252.215-7002 Cost Estimating System Requirements.


As prescribed in 215.408(2), use the following clause:


COST ESTIMATING SYSTEM REQUIREMENTS (DEC 2006)


(a) Definitions.


“Acceptable estimating system” means an estimating system that—


(1) Is maintained, reliable, and consistently applied;


(2) Produces verifiable, supportable, and documented cost estimates that are an acceptable basis for negotiation of fair and reasonable prices;


(3) Is consistent with and integrated with the Contractor’s related management systems; and


(4) Is subject to applicable financial control systems.


“Estimating system” means the Contractor's policies, procedures, and practices for generating estimates of costs and other data included in proposals submitted to customers in the expectation of receiving contract awards. Estimating system includes the Contractor's—


(1) Organizational structure;


(2) Established lines of authority, duties, and responsibilities;


(3) Internal controls and managerial reviews;


(4) Flow of work, coordination, and communication; and


(5) Estimating methods, techniques, accumulation of historical costs, and other analyses used to generate cost estimates.


(b) General. The Contractor shall establish, maintain, and comply with an acceptable estimating system.


(c) Applicability. Paragraphs (d) and (e) of this clause apply if the Contractor is a large business and either—


(1) In its fiscal year preceding award of this contract, received Department of Defense (DoD) prime contracts or subcontracts, totaling $50 million or more for which cost or pricing data were required; or


(2) In its fiscal year preceding award of this contract—


(i) Received DoD prime contracts or subcontracts totaling $10 million or more (but less than $50 million) for which cost or pricing data were required; and


(ii) Was notified in writing by the Contracting Officer that paragraphs (d) and (e) of this clause apply.


(d) System requirements.


(1) The Contractor shall disclose its estimating system to the Administrative Contracting Officer (ACO) in writing. If the Contractor wishes the Government to protect the information as privileged or confidential, the Contractor must mark the documents with the appropriate legends before submission.


(2) An estimating system disclosure is acceptable when the Contractor has provided the ACO with documentation that—


(i) Accurately describes those policies, procedures, and practices that the Contractor currently uses in preparing cost proposals; and


(ii) Provides sufficient detail for the Government to reasonably make an informed judgment regarding the acceptability of the Contractor's estimating practices.


(3) The Contractor shall—


(i) Comply with its disclosed estimating system; and


(ii) Disclose significant changes to the cost estimating system to the ACO on a timely basis.

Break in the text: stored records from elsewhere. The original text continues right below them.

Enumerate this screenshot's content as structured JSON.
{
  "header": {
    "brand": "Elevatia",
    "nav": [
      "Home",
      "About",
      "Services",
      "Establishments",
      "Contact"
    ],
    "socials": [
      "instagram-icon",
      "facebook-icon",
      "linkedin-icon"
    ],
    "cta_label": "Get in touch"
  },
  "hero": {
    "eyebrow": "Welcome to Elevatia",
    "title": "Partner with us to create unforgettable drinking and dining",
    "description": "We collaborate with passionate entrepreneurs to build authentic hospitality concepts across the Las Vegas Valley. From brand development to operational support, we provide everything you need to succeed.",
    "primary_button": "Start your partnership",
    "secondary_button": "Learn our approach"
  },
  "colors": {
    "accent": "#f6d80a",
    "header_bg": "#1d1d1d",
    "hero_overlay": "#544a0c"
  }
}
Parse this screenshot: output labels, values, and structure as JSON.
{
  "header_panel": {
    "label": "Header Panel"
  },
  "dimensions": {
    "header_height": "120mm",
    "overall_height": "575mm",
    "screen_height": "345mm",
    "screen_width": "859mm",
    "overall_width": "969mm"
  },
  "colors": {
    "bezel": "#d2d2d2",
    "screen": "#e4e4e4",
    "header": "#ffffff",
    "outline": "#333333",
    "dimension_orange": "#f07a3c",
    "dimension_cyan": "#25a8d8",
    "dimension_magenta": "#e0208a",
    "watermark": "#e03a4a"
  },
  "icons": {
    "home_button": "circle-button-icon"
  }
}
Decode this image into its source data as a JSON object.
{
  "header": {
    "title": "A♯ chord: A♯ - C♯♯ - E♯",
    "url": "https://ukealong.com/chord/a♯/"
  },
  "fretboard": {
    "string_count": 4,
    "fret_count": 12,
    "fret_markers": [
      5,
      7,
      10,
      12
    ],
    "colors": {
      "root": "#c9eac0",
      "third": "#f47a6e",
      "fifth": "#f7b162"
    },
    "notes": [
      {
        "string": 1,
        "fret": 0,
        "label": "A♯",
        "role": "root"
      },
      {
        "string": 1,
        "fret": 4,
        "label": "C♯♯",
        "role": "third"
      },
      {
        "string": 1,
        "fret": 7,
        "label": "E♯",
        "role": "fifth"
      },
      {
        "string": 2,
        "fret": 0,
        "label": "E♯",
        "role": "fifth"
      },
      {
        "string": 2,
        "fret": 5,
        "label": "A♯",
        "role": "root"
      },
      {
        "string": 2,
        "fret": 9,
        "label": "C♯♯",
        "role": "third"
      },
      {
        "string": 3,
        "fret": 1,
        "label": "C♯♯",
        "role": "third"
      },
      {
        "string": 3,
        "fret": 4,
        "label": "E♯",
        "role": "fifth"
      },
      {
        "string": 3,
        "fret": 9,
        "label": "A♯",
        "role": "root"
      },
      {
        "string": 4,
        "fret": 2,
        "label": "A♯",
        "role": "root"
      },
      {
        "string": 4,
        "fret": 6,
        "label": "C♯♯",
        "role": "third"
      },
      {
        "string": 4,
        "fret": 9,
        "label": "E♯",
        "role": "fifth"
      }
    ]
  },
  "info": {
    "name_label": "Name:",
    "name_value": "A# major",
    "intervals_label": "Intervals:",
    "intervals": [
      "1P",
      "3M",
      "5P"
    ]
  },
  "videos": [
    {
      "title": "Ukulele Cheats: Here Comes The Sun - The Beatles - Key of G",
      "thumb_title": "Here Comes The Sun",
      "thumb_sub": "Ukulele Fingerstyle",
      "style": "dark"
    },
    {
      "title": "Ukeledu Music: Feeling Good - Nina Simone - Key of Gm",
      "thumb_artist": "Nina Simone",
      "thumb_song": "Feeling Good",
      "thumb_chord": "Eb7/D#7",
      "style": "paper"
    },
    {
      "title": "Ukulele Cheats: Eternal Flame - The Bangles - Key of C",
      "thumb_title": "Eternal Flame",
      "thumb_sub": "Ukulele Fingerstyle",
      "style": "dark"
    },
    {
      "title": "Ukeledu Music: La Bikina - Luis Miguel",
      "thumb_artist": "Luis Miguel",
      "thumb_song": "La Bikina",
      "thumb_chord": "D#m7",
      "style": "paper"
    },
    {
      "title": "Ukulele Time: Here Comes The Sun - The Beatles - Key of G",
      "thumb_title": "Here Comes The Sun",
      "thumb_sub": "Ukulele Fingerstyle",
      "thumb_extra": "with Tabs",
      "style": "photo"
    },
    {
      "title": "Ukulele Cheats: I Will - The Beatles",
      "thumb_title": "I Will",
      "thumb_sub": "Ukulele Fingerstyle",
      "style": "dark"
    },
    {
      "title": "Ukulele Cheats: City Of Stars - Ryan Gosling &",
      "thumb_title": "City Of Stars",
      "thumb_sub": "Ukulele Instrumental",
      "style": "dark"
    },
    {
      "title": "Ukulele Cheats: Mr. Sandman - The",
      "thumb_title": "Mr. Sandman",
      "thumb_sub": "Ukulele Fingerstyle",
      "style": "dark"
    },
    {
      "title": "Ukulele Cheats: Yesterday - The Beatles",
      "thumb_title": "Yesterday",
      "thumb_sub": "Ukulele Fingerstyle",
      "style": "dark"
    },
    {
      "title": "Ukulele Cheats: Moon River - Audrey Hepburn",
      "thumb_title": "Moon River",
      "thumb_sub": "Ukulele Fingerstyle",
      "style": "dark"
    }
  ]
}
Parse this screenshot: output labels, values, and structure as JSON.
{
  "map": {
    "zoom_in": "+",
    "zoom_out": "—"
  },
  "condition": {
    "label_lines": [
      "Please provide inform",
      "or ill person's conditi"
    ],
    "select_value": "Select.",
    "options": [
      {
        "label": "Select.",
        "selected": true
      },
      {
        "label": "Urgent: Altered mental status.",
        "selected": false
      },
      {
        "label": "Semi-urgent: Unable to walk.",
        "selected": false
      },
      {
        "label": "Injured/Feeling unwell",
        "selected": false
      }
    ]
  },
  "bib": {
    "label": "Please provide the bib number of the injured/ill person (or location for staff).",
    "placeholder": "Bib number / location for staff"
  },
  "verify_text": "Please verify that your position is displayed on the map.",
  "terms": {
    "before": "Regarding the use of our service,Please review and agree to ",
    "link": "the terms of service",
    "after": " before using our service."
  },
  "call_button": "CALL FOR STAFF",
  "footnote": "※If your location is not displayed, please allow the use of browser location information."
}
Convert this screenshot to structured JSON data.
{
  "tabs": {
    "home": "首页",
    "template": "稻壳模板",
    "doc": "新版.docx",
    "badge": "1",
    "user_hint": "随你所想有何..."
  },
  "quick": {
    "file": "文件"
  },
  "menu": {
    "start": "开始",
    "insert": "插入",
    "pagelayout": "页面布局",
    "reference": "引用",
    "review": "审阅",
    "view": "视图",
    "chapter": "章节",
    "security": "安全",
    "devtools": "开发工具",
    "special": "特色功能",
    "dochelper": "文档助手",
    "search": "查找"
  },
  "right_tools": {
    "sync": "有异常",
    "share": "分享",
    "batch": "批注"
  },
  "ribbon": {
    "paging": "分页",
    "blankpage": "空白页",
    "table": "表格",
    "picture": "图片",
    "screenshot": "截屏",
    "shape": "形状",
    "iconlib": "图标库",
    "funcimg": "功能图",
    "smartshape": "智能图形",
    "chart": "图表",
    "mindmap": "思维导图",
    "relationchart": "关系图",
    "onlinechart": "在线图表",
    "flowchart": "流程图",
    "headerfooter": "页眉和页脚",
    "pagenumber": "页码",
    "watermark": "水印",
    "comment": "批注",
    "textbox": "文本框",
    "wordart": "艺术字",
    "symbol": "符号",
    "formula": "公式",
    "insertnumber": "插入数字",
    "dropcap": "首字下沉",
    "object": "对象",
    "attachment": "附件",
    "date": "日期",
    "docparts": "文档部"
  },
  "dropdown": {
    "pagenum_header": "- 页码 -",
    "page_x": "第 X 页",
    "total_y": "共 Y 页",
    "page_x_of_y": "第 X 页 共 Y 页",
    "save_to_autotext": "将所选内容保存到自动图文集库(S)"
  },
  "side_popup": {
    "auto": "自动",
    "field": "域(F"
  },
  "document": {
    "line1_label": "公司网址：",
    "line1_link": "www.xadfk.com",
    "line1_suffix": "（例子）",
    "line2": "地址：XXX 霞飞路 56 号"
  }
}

(e) Estimating system deficiencies.


(1) The Contractor shall respond to a written report from the Government that identifies deficiencies in the Contractor's estimating system as follows:


(i) If the Contractor agrees with the report findings and recommendations, the Contractor shall—


(A) Within 30 days, state its agreement in writing; and


(B) Within 60 days, correct the deficiencies or submit a corrective action plan showing proposed milestones and actions leading to elimination of the deficiencies.


(ii) If the Contractor disagrees with the report, the Contractor shall, within 30 days, state its rationale for disagreeing.


(2) The ACO will evaluate the Contractor's response and notify the Contractor of the determination concerning remaining deficiencies and/or the adequacy of any proposed or completed corrective action.